[Date Prev][Date Next] [Chronological] [Thread] [Top]

Re: [mizar] Size of Mizar/MML



Hello,

I am not sure what you mean by "autogenerated theorems", I do not think Mizar has such a feature.

Two bits of advice spring to mind:

Advice 1: Use the abstract files. If you use the latest MML, the $MIZFILES/abstr/ directory will number the theorems and definitions automatically for you. After thinking about it for a bit, I think this is "the right way to go". These are the local files corresponding to what's available online (https://mizar.uwb.edu.pl/version/current/html/).

You can simply "grep -r theorem $MIZFILES/abstr/ | wc -l" to get the number of theorems (for me, 75571) and  "grep -r ":: .+:sch " $MIZFILES/abstr/ | wc -l" counts the number of schemes (for me, 914). Note that this will not count "lemmas" which are local to files, but "egrep -nr "Lm[0-9]+:" $MIZFILES/mml/ | wc -l" suggests there are 7345 lemma; I would not count them, personally, because they are often made into theorems later in the article (or they prove half of an "iff" statement, or...).

Definitions are a bit trickier, since multiple definitions may appear within a single "definition block". One crude estimate may be give by looking at the number of times ":: ARTICLE:def " appears (running "grep -nr ":: .+:def "  $MIZFILES  abstr/ | wc -l" produces 14134). A similar grep may be done for synonyms (495) and antonyms (138), which are "abbreviations" of sorts.

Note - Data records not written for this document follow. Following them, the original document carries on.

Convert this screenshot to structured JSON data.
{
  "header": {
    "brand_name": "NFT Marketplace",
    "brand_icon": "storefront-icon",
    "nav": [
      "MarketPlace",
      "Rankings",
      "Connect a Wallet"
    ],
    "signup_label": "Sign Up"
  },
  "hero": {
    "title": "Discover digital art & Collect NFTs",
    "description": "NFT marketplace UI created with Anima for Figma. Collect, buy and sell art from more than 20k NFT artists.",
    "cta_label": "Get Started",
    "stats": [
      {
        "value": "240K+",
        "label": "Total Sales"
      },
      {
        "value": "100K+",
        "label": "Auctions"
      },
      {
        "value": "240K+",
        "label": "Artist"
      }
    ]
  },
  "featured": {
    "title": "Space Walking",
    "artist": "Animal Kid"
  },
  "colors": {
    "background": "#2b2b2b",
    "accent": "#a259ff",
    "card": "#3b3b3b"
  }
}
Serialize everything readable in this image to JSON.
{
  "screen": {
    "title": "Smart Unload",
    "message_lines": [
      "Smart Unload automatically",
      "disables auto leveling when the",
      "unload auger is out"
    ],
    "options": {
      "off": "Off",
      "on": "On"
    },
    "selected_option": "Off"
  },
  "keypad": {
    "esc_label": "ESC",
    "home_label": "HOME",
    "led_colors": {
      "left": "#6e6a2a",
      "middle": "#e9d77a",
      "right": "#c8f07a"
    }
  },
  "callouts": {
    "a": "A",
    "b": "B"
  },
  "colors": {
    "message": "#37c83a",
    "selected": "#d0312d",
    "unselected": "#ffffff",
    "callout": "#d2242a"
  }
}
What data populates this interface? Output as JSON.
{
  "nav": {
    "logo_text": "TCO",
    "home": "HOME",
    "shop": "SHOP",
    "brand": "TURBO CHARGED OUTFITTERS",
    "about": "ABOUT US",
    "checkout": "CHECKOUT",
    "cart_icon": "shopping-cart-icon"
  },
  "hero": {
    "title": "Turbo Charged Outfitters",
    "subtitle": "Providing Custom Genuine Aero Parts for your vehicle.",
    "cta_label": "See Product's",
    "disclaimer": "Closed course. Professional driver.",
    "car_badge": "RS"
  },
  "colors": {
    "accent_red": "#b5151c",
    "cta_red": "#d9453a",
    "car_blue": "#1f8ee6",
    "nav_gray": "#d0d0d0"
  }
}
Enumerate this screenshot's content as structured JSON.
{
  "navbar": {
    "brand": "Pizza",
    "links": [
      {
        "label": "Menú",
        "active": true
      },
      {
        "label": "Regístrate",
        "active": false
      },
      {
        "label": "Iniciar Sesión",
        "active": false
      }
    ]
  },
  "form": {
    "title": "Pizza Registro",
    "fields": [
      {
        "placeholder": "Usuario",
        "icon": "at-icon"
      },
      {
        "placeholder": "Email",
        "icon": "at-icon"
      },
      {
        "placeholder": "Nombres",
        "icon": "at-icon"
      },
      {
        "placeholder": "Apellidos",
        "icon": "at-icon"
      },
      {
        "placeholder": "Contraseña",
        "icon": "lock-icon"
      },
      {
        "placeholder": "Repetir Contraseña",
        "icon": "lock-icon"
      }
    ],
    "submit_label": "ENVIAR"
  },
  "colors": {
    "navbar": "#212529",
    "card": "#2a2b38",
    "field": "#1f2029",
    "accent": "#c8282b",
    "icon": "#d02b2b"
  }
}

These numbers are for mizar-8.1.15_5.94.1493 which is the latest version of the MML. 

I should stress, these numbers are approximate. In particular, the theorem count will also include comments like ":: Binomial theorem" (the command "egrep -nr "::.+theorem" $MIZFILES/abstr/ | wc -l" tells me there are only 432 instances of this, which means there are 75139 theorems in the MML).

I am certain there is a cleverer way to do a more accurate count of these things.

Advice 2: About axioms. Also, the articles (files) TARSKI_0 and TARSKI_A contain the axioms to the underlying set theory, so presumably you'd want to exclude them? These are merely 6 axioms and 1 scheme.

Best,
Alex

On Thu, Jun 5, 2025 at 8:56 AM Fabian Huch huch _AT_ in.tum.de <owner-mizar-forum@mizar.uwb.edu.pl> wrote:
Dear Mizar Community,

I am currently creating a comparison of large libraries of ITPs. I am
only considering libraries with more than 1M (nonempty) LOC, of which I
know (in alphabetical order): ACL2, HOL4, Isabelle, Lean, Metamath,
Mizar, PVS, Rocq.
To that end, I want to approximate the number of definitions (incl.
axioms / excl. abbreviations, instances, fixed values/constants,
examples) and proven proper theorems (excl. automatically generated
ones) by simple analysis of the sources, without running the system.

For Mizar/MML, my approach would be to look at tokens in .miz files and
count:

For definitions: "definition"

For theorems: "theorem" and "scheme"


Does this sound reasonable? I am missing something? Any hints are
appreciated.


Best,

Fabian Huch